Well, he did refer to Goldilocks in his opening remarks…
On a more serious note, Bob also has experience of the less fluffy side of ESG… which brings us to:
The bearpit
‘It’s crazy what’s going on with ESG,’ he says. ‘There’s an ideological war. The sustainability people hate ESG because it’s only single materiality [ie only considers impacts of ESG issues on companies, not the companies’ impacts on the ESG issues facing society]. Then you’ve got the sustainability flat-earthers, my friends in the Republican Party, who consider ESG a woke, left-wing movement jamming their agenda down the throats of asset managers, and trying to destroy the American energy industry.
‘The term ESG comes with so much baggage – partly because of opportunists coming out with funds and saying, “Hey, with ESG investing, not only can you make more money, you can make the world a better place!” It’s nuts. There’s trade-offs. We need to get away from this rhetorical war.’
Bob has first-hand experience of this. In the summer, he found himself in a vicious war of words over an article he wrote for the Harvard Business Review: an innocuous exposition, as he thought, of why companies should support the ISSB. Nevertheless, he’s optimistic that companies ‘basically get it’ – and, in the face of possible opposition to the ISSB standards becoming law in the US, may adopt its principles anyway.
Wrestling with the numbers
Heroes can be of the unsung variety too, and in that regard there can be few less sung than the management accountant. But as Jeremy Osborn pointed out, it’s their determination to provide reliable information, get into the nitty gritty of disclosure metrics, and understand the connectivity between non-financial metrics and financial ones, that will make meaningful reporting on ESG issues possible. After all, what we need to understand is how these issues affect a company’s value – and who more qualified to help with that analysis than these good folks?
Jeremy spoke of the ‘information value chain’ – a way of conceptualising how this information gets used, from production to consumption – and how accountants are, or should be, heavily involved at all stages. Management information is used for internal decision-making; it’s reconciled with information that’s published externally, and audited and assured; and after going through consultancy and other services, gets into the hands of users. And those users are not only the investment management industry, who are managing funds primarily for the pension providers, but also supply chain organisations, customers, government, employees, regulators… in other words, society.

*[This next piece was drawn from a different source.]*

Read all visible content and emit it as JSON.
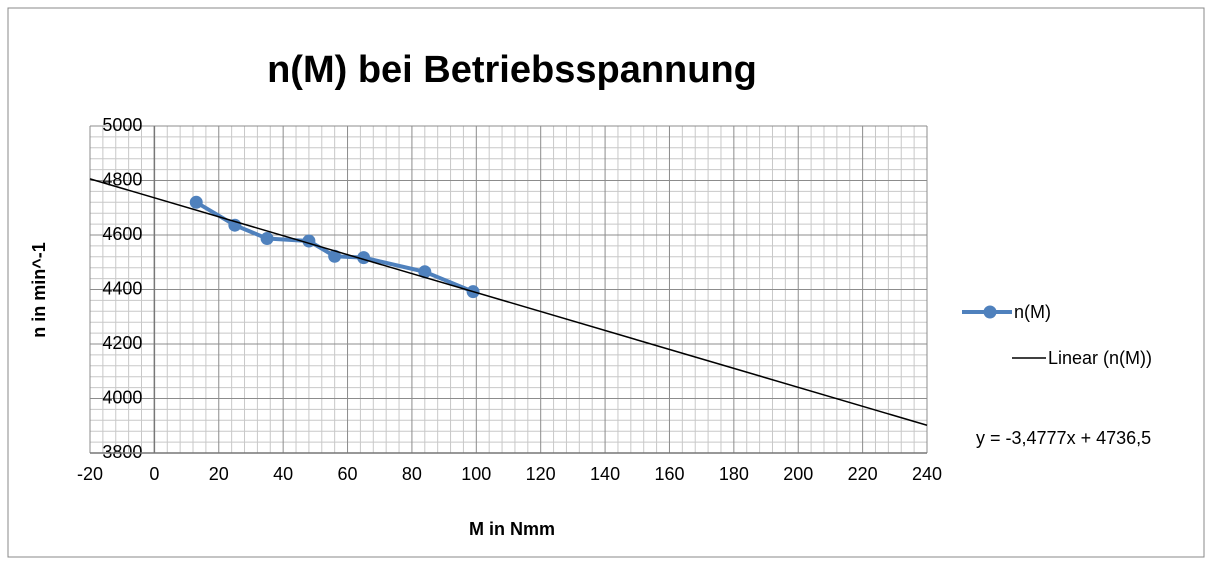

Key to all this is trust – that the information is reliable and robust enough to support the identification of an organisation’s material sustainability issues; and to demonstrate how it creates or reduces value, financial and non-financial.
The box
You can’t talk about myths and legends without referring to Pandora. So in a world of chaos, here’s the butterfly of hope: that there are champions prepared to do the hard yards, and to take on the dissenters, the feet-draggers, the downright deranged. And if that doesn’t give comfort and inspiration, I don’t know what does.
The denouement
What words of wisdom would our ESG heroes pass on to companies, in anticipation of the coming ISSB standards?
Jonathan: Embedding sustainability into your business, products and services – and reporting openly and transparently on it – is how you show investors you’re setting yourself up for the long term. You can’t afford not to!
Bob: You don’t need to wait for the regulations, just get on with it – jump on the process!
Jeremy: Non-financial information must be as robust as financial, so audit firms – upskill your auditors so they have a solid working knowledge of sustainability issues; and get subject matter experts (in climate change, for example, or water scarcity) onto your teams.